Однажды Вера Кетлинская раздобыла бутылочку рыбьего жира и, приготовившись жарить лепешки из «причудливого месива, куда основном массой входила кофейная гуща», — позвонила Ольге и позвала, чтобы поделиться. Та ответила: «Иду». Идти надо было полтора квартала, в темноте, наощупь. Возле Филармонии обо что-то споткнулась, упала на полузанесенного снегом мертвеца. От слабости и ужаса не смогла подняться, стала застывать… и вдруг услышала прямо над собой голос. Свой голос. Из репродуктора. Голос несдающегося духа над готовым сдаться телом!
Сестра моя, товарищ мой и брат,
ведь это мы, крещенные блокадой!
Нас вместе называют — Ленинград,
и шар земной гордится Ленинградом!
Поднялась и дошла до цели.
В конце 1942 года, уже похоронив мужа, согласилась слетать в командировку в Москву.
Когда самолет оторвался от взлетной полосы, заплакала. Впервые.
Летели низко, опасаясь немецких зениток. Над «кольцом» самолет атаковали немецкие мессершмидты; наши ястребки, сопровождавшие рейс, начали с ними драться, бой шел над лайнером, видно было, как один из истребителей врезался в землю.

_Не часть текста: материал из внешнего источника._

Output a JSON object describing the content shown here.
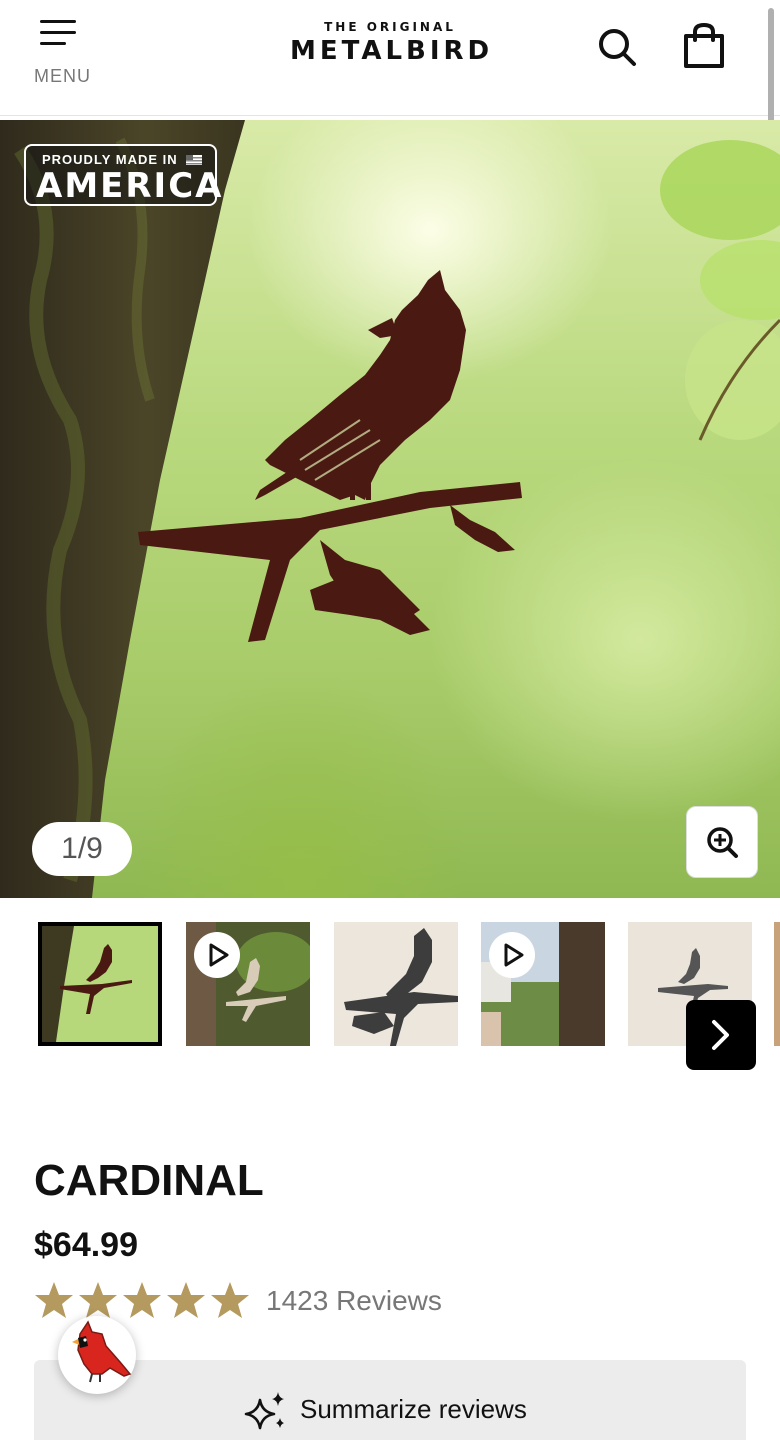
{
  "header": {
    "menu_label": "MENU",
    "logo_small": "THE ORIGINAL",
    "logo_big": "METALBIRD",
    "icons": [
      "menu-icon",
      "search-icon",
      "shopping-bag-icon"
    ]
  },
  "gallery": {
    "badge_line1": "PROUDLY MADE IN",
    "badge_line2": "AMERICA",
    "counter": "1/9",
    "current_index": 1,
    "total_images": 9,
    "zoom_icon": "zoom-in-icon",
    "thumbnails": [
      {
        "kind": "image",
        "active": true
      },
      {
        "kind": "video",
        "active": false
      },
      {
        "kind": "image",
        "active": false
      },
      {
        "kind": "video",
        "active": false
      },
      {
        "kind": "image",
        "active": false
      }
    ],
    "next_icon": "chevron-right-icon"
  },
  "product": {
    "title": "CARDINAL",
    "price": "$64.99",
    "rating": 5,
    "reviews_label": "1423 Reviews",
    "summarize_label": "Summarize reviews",
    "summarize_icon": "sparkles-icon"
  },
  "colors": {
    "star": "#b49a5e",
    "accent": "#000000",
    "button_bg": "#ececec"
  }
}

В Москве гостью встретили радушно, удивились, что такая круглолицая — тут еще не видели людей, отекших от голода. Расспрашивали о жизни осажденных ленинградцев, задавали множество вопросов.
— А правда ли, что Исаакиевский собор разрушен?
— Нет. Не разрушен.
— А правда ли, что в Ленинграде норма 250 граммов хлеба в день?
— Правда. Но было и 125.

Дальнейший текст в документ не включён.